Mendoza: Quality Olympics finish for PHL

Mendoza: Quality Olympics finish for PHL

Always, it’s quality over quantity. That especially holds true in the Olympics.

For the record, we had three bronze medals in Los Angeles in 1932 — the most for the country.

To be sure, each of those is as valuable as the last penny in one’s pocket.

That is why those three medalists remain etched in the pantheon of our country’s sports heroes.

Listen class: Teofilo Yldefonso, Simeon Toribio and Jose Villanueva are the nation’s “Terrific Trio” in the 1932 LA Olympics.

That year, Yldefonso won the bronze in men’s breaststroke, Toribio in high jump and Villanueva in boxing’s bantamweight division.

With Yldefonso actually duplicating his 1928 bronze finish (the country’s first Olympics medal) with his 1932 victory, he earned the “Ilocano Shark” tag that became famous worldwide.

A native of Piddig, Ilocos Norte, where he learned how to swim in the town’s Guisit River, Yldefonso went on to become a World War II hero, surviving the Bataan Death March as a second lieutenant. Unfortunately, he died at the Capas interment camp in Tarlac in 1942. He was only 39.

Before his bronze finish in the 1932 LA Games, Toribio was feted as “Asia’s Greatest Athlete” in 1930.

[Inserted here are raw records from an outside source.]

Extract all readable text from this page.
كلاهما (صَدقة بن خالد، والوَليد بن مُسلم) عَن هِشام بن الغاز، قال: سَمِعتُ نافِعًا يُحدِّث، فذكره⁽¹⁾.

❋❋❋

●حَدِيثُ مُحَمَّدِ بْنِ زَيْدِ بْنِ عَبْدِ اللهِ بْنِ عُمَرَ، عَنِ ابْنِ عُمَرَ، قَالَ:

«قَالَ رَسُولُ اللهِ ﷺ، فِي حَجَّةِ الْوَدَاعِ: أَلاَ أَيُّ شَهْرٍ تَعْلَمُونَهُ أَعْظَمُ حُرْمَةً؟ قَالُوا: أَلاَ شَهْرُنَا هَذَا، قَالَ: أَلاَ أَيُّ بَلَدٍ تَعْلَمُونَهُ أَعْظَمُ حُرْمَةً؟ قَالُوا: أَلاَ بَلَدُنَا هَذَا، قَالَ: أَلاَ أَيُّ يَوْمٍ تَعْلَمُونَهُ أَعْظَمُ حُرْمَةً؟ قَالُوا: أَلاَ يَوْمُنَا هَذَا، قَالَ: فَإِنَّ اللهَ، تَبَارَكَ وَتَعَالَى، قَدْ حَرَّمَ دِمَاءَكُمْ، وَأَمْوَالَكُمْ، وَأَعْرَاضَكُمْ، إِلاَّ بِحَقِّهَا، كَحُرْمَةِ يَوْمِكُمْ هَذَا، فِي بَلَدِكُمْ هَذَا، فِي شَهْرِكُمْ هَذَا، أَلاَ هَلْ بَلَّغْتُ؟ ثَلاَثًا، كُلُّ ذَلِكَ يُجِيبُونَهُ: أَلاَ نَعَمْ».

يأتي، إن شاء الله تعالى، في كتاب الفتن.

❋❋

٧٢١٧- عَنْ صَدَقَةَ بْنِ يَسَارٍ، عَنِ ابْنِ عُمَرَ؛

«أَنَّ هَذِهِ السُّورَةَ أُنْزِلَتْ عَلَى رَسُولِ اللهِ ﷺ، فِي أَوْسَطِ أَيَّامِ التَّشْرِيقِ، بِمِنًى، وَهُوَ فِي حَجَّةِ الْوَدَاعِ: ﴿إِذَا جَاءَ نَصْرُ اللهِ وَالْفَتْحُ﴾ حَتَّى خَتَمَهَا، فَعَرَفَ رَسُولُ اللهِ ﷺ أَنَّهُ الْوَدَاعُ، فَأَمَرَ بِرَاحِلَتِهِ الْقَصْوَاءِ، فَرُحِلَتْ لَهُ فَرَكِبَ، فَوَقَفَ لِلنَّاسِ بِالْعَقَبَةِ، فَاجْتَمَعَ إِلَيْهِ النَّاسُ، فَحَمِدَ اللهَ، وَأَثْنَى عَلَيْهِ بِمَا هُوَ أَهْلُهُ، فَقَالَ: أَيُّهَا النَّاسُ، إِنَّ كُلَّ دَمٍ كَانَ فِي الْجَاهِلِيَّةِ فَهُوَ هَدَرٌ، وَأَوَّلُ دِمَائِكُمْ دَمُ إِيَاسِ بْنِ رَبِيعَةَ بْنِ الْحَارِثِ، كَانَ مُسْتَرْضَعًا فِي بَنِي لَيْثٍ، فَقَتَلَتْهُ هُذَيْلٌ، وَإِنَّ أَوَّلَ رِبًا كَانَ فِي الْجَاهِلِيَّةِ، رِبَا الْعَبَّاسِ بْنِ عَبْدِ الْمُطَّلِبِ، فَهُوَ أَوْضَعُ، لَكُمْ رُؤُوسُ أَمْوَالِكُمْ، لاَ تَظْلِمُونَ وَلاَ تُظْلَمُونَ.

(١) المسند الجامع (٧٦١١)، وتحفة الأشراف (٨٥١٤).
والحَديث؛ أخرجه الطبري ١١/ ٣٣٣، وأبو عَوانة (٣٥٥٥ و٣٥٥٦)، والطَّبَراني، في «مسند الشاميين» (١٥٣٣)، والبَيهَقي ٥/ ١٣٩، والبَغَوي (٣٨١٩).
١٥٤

Villanueva achieved an uncanny feat when his son Anthony won the boxing silver in the quadrennial Games in 1964 in Tokyo, Japan.

That set an Olympics record for both for being the first father-and-son tandem to win Olympics medals, with Anthony recording the first ever silver medal won by a Filipino Olympian.

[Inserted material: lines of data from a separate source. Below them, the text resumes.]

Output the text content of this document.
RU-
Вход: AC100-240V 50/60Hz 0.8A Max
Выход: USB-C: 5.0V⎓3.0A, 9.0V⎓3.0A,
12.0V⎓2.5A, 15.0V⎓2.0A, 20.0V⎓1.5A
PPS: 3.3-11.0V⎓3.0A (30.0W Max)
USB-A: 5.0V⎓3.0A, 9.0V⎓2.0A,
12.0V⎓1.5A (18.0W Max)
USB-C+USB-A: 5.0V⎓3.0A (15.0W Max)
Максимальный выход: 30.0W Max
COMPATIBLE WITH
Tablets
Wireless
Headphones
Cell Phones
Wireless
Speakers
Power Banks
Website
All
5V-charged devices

And with Nesthy Petecio assured of a boxing silver in Tokyo 2020 after eking out a split decision win over her much taller Italian opponent yesterday (Saturday, July 31, 2021), she ensured a gold-silver finish thus far for the country after weightlifter Hidilyn Diaz won the country’s first Olympic gold medal on July 25.

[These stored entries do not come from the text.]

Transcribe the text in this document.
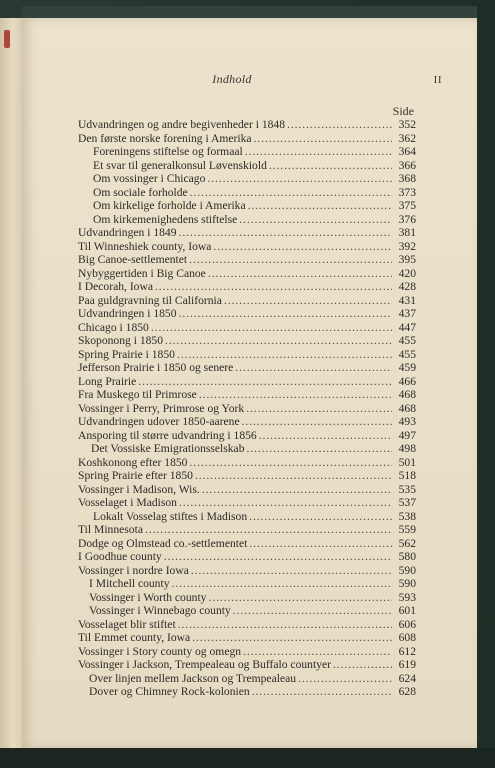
Indhold	II
Side
Udvandringen og andre begivenheder i 1848 . . .	352
Den første norske forening i Amerika . . .	362
Foreningens stiftelse og formaal . . .	364
Et svar til generalkonsul Løvenskiold . . .	366
Om vossinger i Chicago . . .	368
Om sociale forholde . . .	373
Om kirkelige forholde i Amerika . . .	375
Om kirkemenighedens stiftelse . . .	376
Udvandringen i 1849 . . .	381
Til Winneshiek county, Iowa . . .	392
Big Canoe-settlementet . . .	395
Nybyggertiden i Big Canoe . . .	420
I Decorah, Iowa . . .	428
Paa guldgravning til California . . .	431
Udvandringen i 1850 . . .	437
Chicago i 1850 . . .	447
Skoponong i 1850 . . .	455
Spring Prairie i 1850 . . .	455
Jefferson Prairie i 1850 og senere . . .	459
Long Prairie . . .	466
Fra Muskego til Primrose . . .	468
Vossinger i Perry, Primrose og York . . .	468
Udvandringen udover 1850-aarene . . .	493
Ansporing til større udvandring i 1856 . . .	497
Det Vossiske Emigrationsselskab . . .	498
Koshkonong efter 1850 . . .	501
Spring Prairie efter 1850 . . .	518
Vossinger i Madison, Wis. . . .	535
Vosselaget i Madison . . .	537
Lokalt Vosselag stiftes i Madison . . .	538
Til Minnesota . . .	559
Dodge og Olmstead co.-settlementet . . .	562
I Goodhue county . . .	580
Vossinger i nordre Iowa . . .	590
I Mitchell county . . .	590
Vossinger i Worth county . . .	593
Vossinger i Winnebago county . . .	601
Vosselaget blir stiftet . . .	606
Til Emmet county, Iowa . . .	608
Vossinger i Story county og omegn . . .	612
Vossinger i Jackson, Trempealeau og Buffalo countyer . . .	619
Over linjen mellem Jackson og Trempealeau . . .	624
Dover og Chimney Rock-kolonien . . .	628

The harvest is bounty, yes, but there could be more as two more boxers — Carlo Paalam and Eumir Marcial — are not done yet. Paalam is now in the quarters and Marcial will gun for a quarters slot, too, today (Sunday, Aug. 1).

Shinier hardware are still to be hunted down in gymnastics vault (Carlos Yulo), pole vault (EJ Obiena) and golf (Yuka Saso and Bianca Pagdanganan) in the Games ending Aug. 8.

So, don’t blink.

As the famous line goes, keep punchin’, fellas!